Was ist mit den Pappeln? Ach ja, glatt vergessen: 20 Meter hohe Dinger, die gerade im besten Frühling ever spriesen; und das ist ja der eigentliche Sinn dieses Weblogs, über das Wetter zu schreiben und dass es gut ist, immer gut war, und auf alle Zeit gut werden wird, denn das ist mein geheimes Wettertagebuch, liebe Gäste: Sehet die Blogger, sie stricken nicht, sie suchen nicht nach dem Sinn, sie fabulieren einzig über das Wetter und Blogg ernährt sie doch ;-)

Werbokratie

Ziemlich frustriert, weil ich nachts den Wecker auf neun Uhr gestellt hatte. Als er vorhin klingelte, einfach nochmal umgedreht. Somit müsste es jetzt halb zwölf sein.

Fakt ist jedoch, dass der Zweitwecker um sieben rasselte.

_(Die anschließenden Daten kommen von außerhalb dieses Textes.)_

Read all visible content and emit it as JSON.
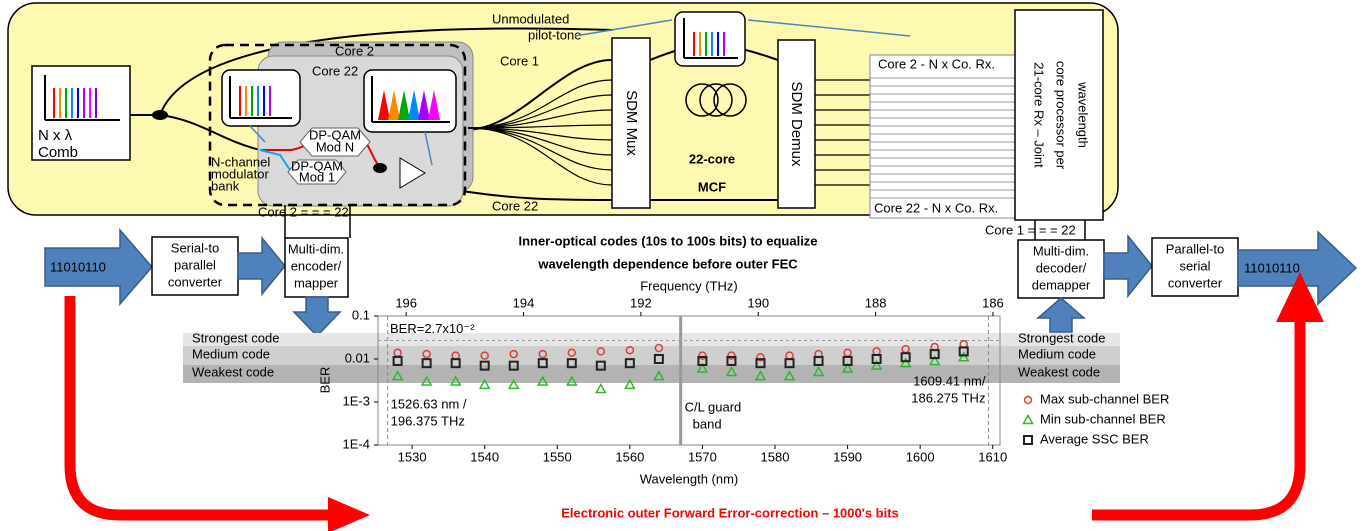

Ein untrügliches Gefühl für die richtige Tageszeit scheint mir die Völle der Blase, die Gräue der Dämmerung, das Krähen des Hahns und noch so einiges – das Radio dudelt. Jetzt ist alles Fußball. Das Abdriften in die Werbokratie wird dieser Tage deutlich. Der Produzent putscht blutig gegen den Konsumenten. Jeglicher akustische, optische öffentliche Raum ist mit Marken gepflastert. Dreh- und Angelpunkt ist der Fußball. Man könnte sagen, die Werbung wird gleichgeschaltet. Jeder, der etwas auf sich hält macht in Fußball. Fußball ist ein knappes Gut. Fußball ist wichtig. Fußball ist gut. Fußball ist lieb. Ohne Fußball sitzt dein Haar nicht richtig. Ohne Fußball ist deine Verdauung gestört, alterst du schneller, wirst dick. Autos ohne Fußball sind nicht sicher. Versicherungen ohne Fußball kann man nicht vertrauen. Waschmittel ohne Fußball macht nichts weiß. Mobil ohne Fußball telefonieren ist sauteuer. Leg dein Geld bei Fußball an. Nur die Kartoffelchips von Fußball schmecken würzig knackig. Den Tatort solltest du dir von Fußball präsentieren lassen. Kauf deine Fußbälle bei Fußball. Und die Schuhe und die Socken. Nur Kondome von Fußball sind wirklich sicher. Massenunruhen wegen schmähender Fußballkarikaturen in Dortmund.

Wie kam ich jetzt auf das Thema? Wie oft musste ich Fußball schreiben?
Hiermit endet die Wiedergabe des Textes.